A nasty new attack has recently come to light thanks to Motherboard/Vice: attackers silently redirecting your text messages so they can compromise your two-factor accounts that rely on text messaging.
The attacks use a legitimate text messaging management service designed to help businesses with marketing and mass messaging people. However, attackers are using this service to redirect your text messages and cause great harm.
How does this happen?
The process for signing up and verifying a victim's phone number on a text management platform is shockingly easy. A little forgery on a Letter of Authorization form, a self-regulated process the FCC should be handling but doesn't, and bam -- the hacker is approved for redirection. There is no warning to the phone number owner before the redirection service's activation goes live.
What's more? Often, to attack a number, it can only cost the hacker $16 (reference). Companies providing redirection services are often aware of this but do not disclose itto owners using their services. When asked how an attack like this is possible, many companies are quick to deny claims and redirect questions to the trade organization for the wireless industry (CTIA).

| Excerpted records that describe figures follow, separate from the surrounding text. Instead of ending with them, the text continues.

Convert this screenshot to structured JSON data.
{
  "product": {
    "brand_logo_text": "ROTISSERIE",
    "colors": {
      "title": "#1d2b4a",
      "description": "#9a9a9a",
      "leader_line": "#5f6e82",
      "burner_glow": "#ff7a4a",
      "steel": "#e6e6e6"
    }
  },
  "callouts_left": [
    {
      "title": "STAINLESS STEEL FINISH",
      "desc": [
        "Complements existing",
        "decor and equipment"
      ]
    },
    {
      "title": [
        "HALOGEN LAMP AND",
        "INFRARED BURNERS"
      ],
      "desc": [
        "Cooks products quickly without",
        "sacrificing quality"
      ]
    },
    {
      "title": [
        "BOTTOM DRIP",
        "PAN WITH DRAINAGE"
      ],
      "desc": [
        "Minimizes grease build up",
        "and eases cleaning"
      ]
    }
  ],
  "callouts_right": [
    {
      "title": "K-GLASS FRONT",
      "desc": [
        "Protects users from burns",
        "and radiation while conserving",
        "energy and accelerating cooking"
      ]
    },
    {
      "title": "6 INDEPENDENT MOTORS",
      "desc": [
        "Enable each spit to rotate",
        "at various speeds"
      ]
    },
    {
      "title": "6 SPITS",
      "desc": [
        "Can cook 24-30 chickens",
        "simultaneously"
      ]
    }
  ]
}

Cellular phones have long since been victims of the attack, but SMS attacks have one key difference. In the past known attacks have used SIM swapping orSS7 attacks, and it is usually clear that your phone is being attacked because it will be completely disconnected from the cellular network. SMS redirection is different, because you may not know you're being attacked as it won't be clear that someone else is getting your text messages while voice still works, allowing hackers just enough time to take control of your accounts. The "silent," invisible nature of SMS redirection is what makes it such a genuine and unique threat for individuals.
What is the primary security concern with SMS redirection attacks?

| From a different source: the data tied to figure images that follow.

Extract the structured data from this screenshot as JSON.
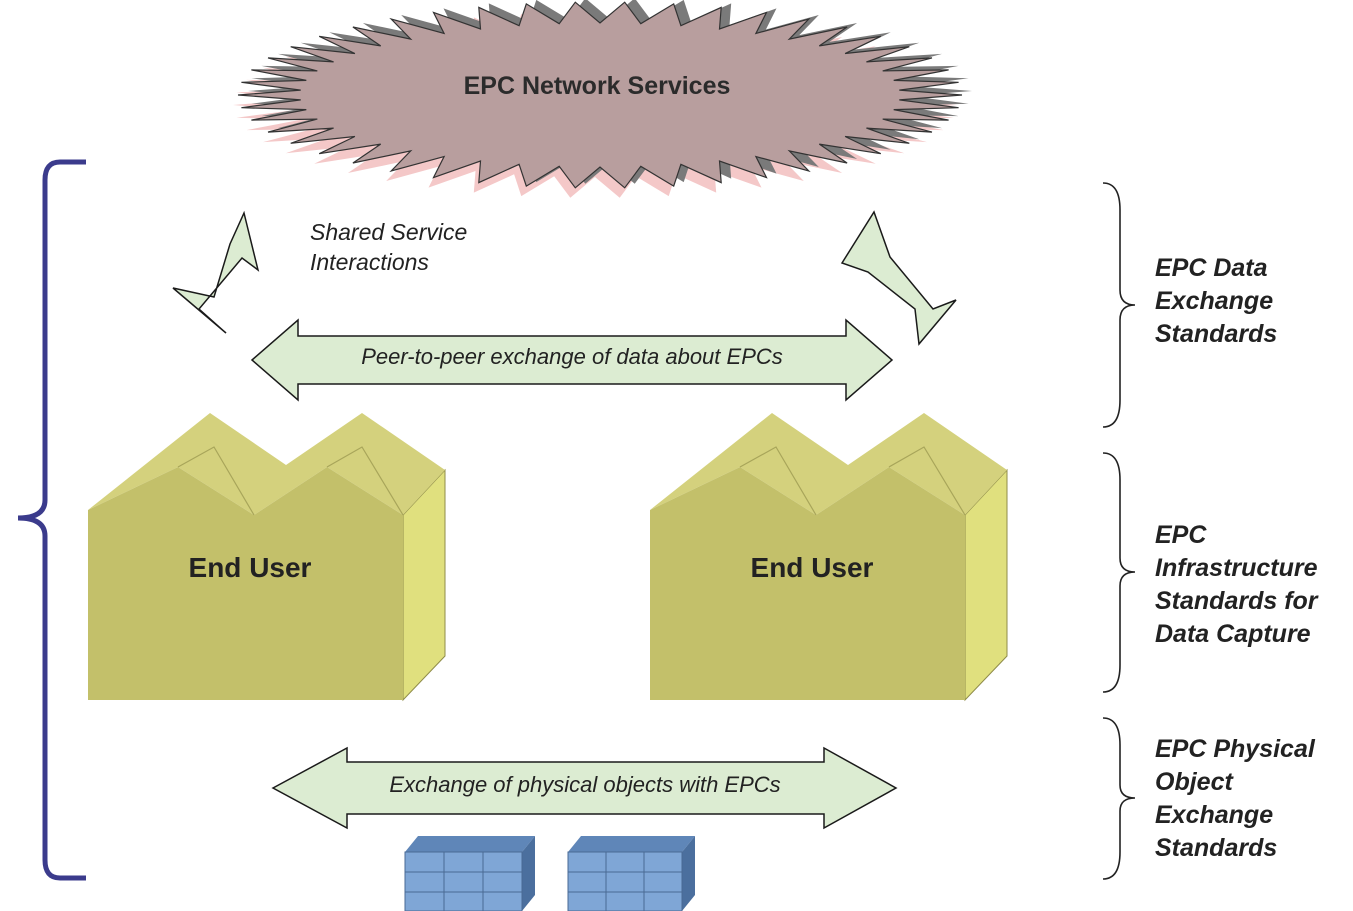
{
  "diagram": {
    "network_services": {
      "label": "EPC Network Services"
    },
    "shared_service_interactions": {
      "line1": "Shared Service",
      "line2": "Interactions"
    },
    "peer_to_peer": {
      "label": "Peer-to-peer exchange of data about EPCs"
    },
    "physical_exchange": {
      "label": "Exchange of physical objects with EPCs"
    },
    "end_user_left": {
      "label": "End User"
    },
    "end_user_right": {
      "label": "End User"
    },
    "layers": {
      "data_exchange": {
        "lines": [
          "EPC Data",
          "Exchange",
          "Standards"
        ]
      },
      "infrastructure": {
        "lines": [
          "EPC",
          "Infrastructure",
          "Standards for",
          "Data Capture"
        ]
      },
      "physical_object": {
        "lines": [
          "EPC Physical",
          "Object",
          "Exchange",
          "Standards"
        ]
      }
    },
    "colors": {
      "cloud_fill": "#b89e9e",
      "cloud_shadow": "#7a7a7a",
      "cloud_glow": "#f4c8c8",
      "arrow_fill": "#dcecd2",
      "factory_front": "#c3c06a",
      "factory_roof": "#d4d17d",
      "factory_side": "#e0e07e",
      "box_fill": "#7fa6d6",
      "bracket": "#3b3b8c"
    }
  }
}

The main security concern is hackers gaining access to your accounts. The nature of SMS authentication is to verify account access and passwords. If hackers are instigating or intercepting this process, they gain access to the account(s) you were attempting to verify instead of you.
What should we learn from these new types of attacks?
SMS (text messaging) ideally should not be used for anything security-related or highly sensitive. If using two-factor authentication, it is better to use apps like Authy, Google Authenticator, or Microsoft Authenticator. Password managers that have 2FA support built-in are even better. We put together a list of our most recommended password managers here. For industries like banking that use SMS authentication as industry-standard, ensure that your passwords are unique and secure to protect access to your sensitive financial information.
UPDATE: T-Mobile, Verizon, AT&T Stop SMS Hijacks thanks to the Vice article as of 3/25/21. We still strongly recommend avoiding SMS for two-factor authentication.